The only planet on which we know for sure that life exists is Earth. Even though this gives us just a sample of one, it is tempting to think that conditions here must be close to the ideal for life to emerge and that if there are other planets on which life exists, they must be Earth-like in terms of size and occupying the so-called ‘stellar habitable zone’ (SHZ) from its star so that the temperature range is similar to ours.

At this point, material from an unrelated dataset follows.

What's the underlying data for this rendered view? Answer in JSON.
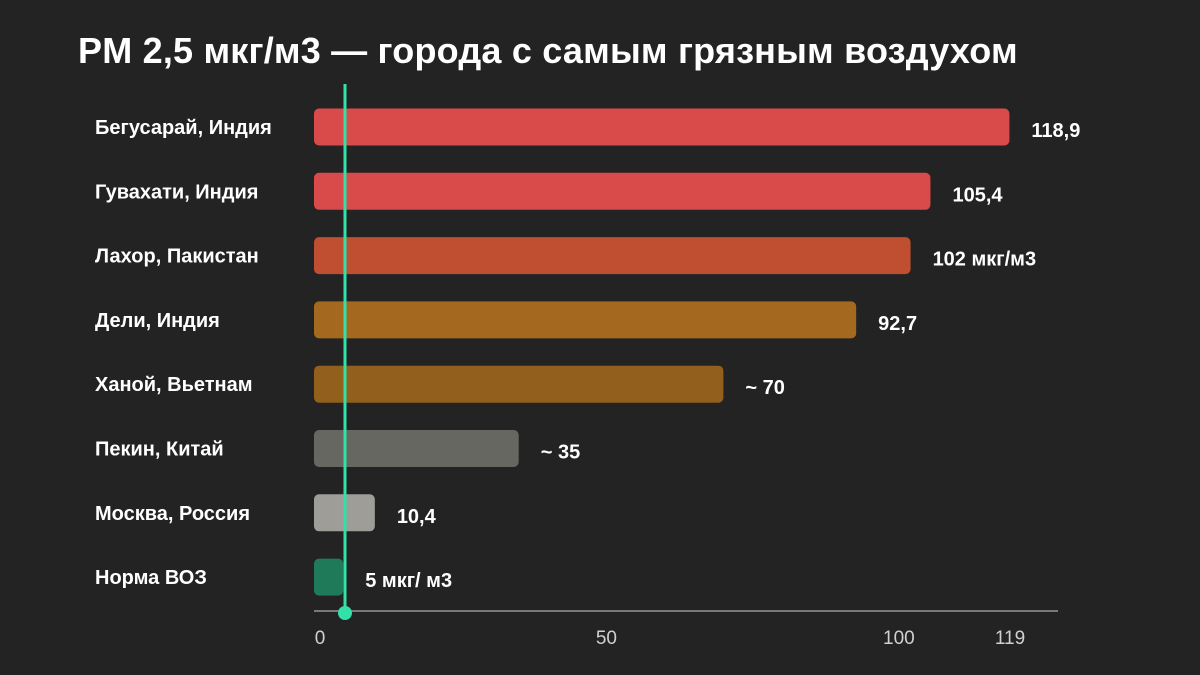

But a new paper in the journal Astrobiology titled Superhabitable Worlds by Rene Heller and John Armstrong suggests that it may not be the case that our planet’s characteristics make it the most hospitable, and in fact maybe merely marginally habitable, and that there may be so-called superhabitable planets that are two to three times bigger than Earth and orbiting stars that are somewhat less massive than our sun.
The authors look at the many factors that affect habitability: habitable surface area, total surface area, land-to-ocean fraction and distribution, plate tectonics, magnetic shielding, climatic thermostat, surface temperature, biological diversification, multihabitability and panspermia, localization in the stellar habitable zone, age, stellar mass, stellar UV irradiation, stellar lifetime, early planetary bombardment, planetary spin, orbital dynamics, and atmosphere.
After looking at the interplay of all these features, they conclude:
Eventually, just as the Solar System turned out to be everything but typical for planetary systems, Earth could turn out to be everything but typical for a habitable or, ultimately, an inhabited world. Our argumentation can be understood as a refutation of the Rare Earth hypothesis. Ward and Brownlee (2000) claimed that the emergence of life required an extremely unlikely interplay of conditions on Earth, and they concluded that complex life would be a very unlikely phenomenon in the Universe. While we agree that the occurrence of another truly Earth-like planet is trivially impossible, we hold that this argument does not constrain the emergence of other inhabited planets. We argue here in the opposite direction and claim that Earth could turn out to be a marginally habitable world. In our view, a variety of processes exist that can make environmental conditions on a planet or moon more benign to life than is the case on Earth.
As someone who hopes that there is life out there somewhere, I find this study encouraging.